Erosion happens at all beaches and is a natural process. According to the Waikato, New Zealand, Regional Council, most shorelines go back and forth between periods of sand erosion and sand build-up. The type of erosion known as short-term erosion caused by storms does not change the location of the shoreline, though full recovery can sometimes take decades. The presence of dune grasses aids with recovery. Long-term erosion tends to occur on hard coasts and is a permanent change in the coastline, such as when water levels rise or when cliffs erode. Two main types of erosion identified by the Encyclopedia of New Zealand are: cut and fill erosion, which tends to be short-term, and permanent erosion, which is longer-term as the name implies.
Cut And Fill Erosion
Cut and fill erosion occurs when loose sediment--sand, gravel, and the like--are swept about by actions of the sea. Human activity can influence the rate of coastal erosion. Loss or damage of sand dunes or dune vegetation, and removal of coastal plants, make a coastline less stable and more susceptible to erosion. Human development that is too close to the shoreline contributes to destabilising the coastline. Global warming is also a factor. In areas of cut and fill erosion, the erosion may be cyclical with areas eroding away and later being built back up by the action of waves.
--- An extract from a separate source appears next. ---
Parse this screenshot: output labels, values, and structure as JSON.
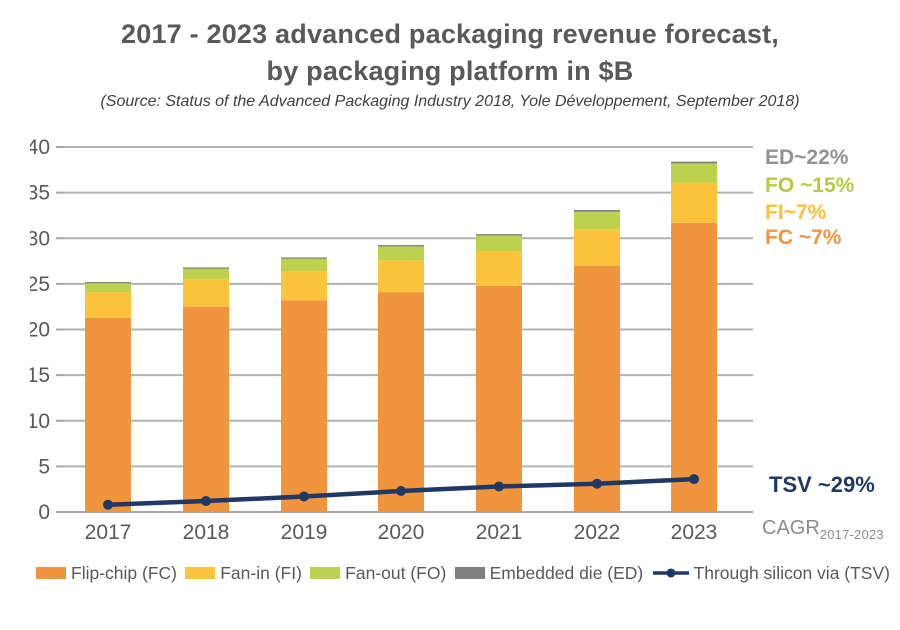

Permanent erosion occurs along rocky, hard coasts. In these locations the material is not replaced. Four processes cause permanent erosion: waves tossing beach material at the base of a cliff, hydraulic action when waves retreat pulling materials out of the cracks in cliffs, rocks and pebbles broken up by wave action and acids in seawater causing erosion in some types of rocky cliffs.
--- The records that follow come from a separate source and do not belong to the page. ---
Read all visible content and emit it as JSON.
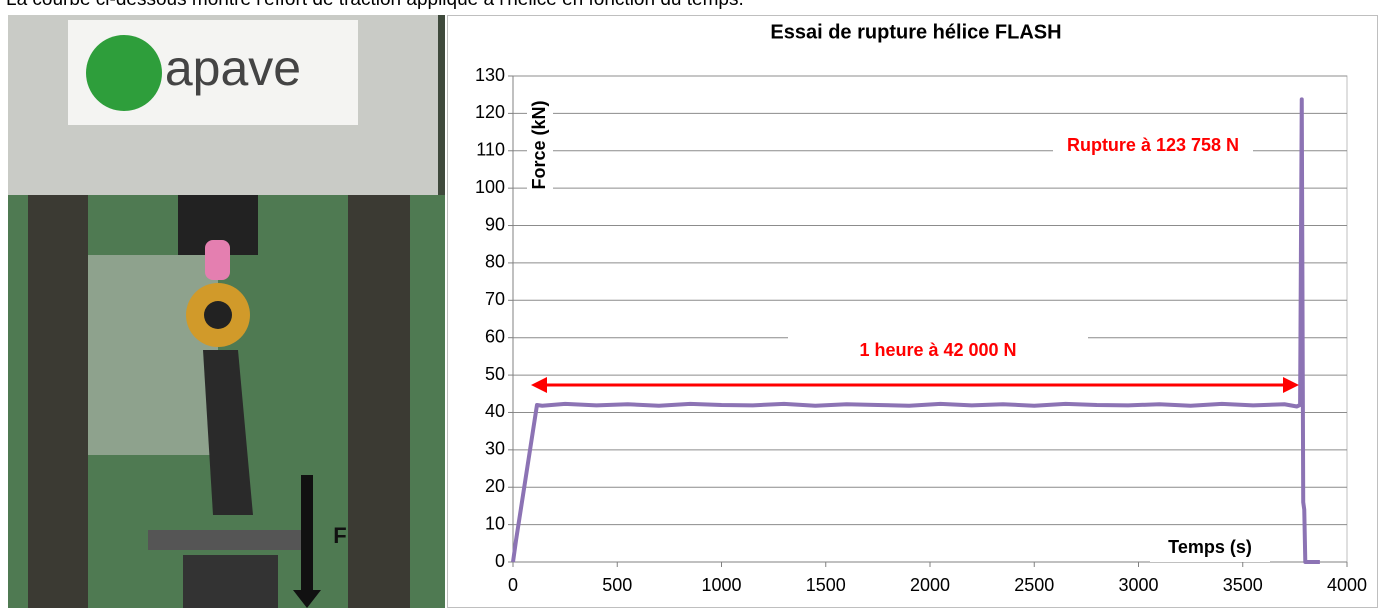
{
  "caption": "La courbe ci-dessous montre l'effort de traction appliqué à l'hélice en fonction du temps.",
  "photo": {
    "logo": "apave",
    "force_label": "F"
  },
  "chart_data": {
    "type": "line",
    "title": "Essai de rupture hélice FLASH",
    "x_label": "Temps (s)",
    "y_label": "Force (kN)",
    "annotations": [
      "Rupture à 123 758 N",
      "1 heure à 42 000 N"
    ],
    "x": [
      0,
      15,
      115,
      140,
      250,
      400,
      550,
      700,
      850,
      1000,
      1150,
      1300,
      1450,
      1600,
      1750,
      1900,
      2050,
      2200,
      2350,
      2500,
      2650,
      2800,
      2950,
      3100,
      3250,
      3400,
      3550,
      3700,
      3760,
      3775,
      3783,
      3790,
      3795,
      3800,
      3870
    ],
    "values": [
      0,
      6,
      42,
      41.8,
      42.3,
      41.9,
      42.2,
      41.8,
      42.3,
      42,
      41.9,
      42.3,
      41.8,
      42.2,
      42,
      41.8,
      42.3,
      41.9,
      42.2,
      41.8,
      42.3,
      42,
      41.9,
      42.2,
      41.8,
      42.3,
      41.9,
      42.2,
      41.6,
      42,
      123.758,
      16,
      14,
      0,
      0
    ],
    "color": "#8c73b4",
    "xlim": [
      0,
      4000
    ],
    "xticks": [
      0,
      500,
      1000,
      1500,
      2000,
      2500,
      3000,
      3500,
      4000
    ],
    "ylim": [
      0,
      130
    ],
    "yticks": [
      0,
      10,
      20,
      30,
      40,
      50,
      60,
      70,
      80,
      90,
      100,
      110,
      120,
      130
    ],
    "grid": true
  }
}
Headland erosion is a special type of erosion. A headland is made of hard rock reaching out into the sea causing areas of alternating hard and soft rock. Erosion of the soft rock causes bays to form alongside the headland. As erosion continues, caves, stumps and other rock features are formed. Creation of these rock features is a multi-stage process. First waves work their way into a weakness in the headland and a cave is formed. The cave may then erode, forming an arch. If the roof of the arch collapses, a stack is created. A stack looks like the desert formation known as a "hoodoo," a lone tower of rock. Finally, the tower may break and a stump barely at the water's surface is all that is left.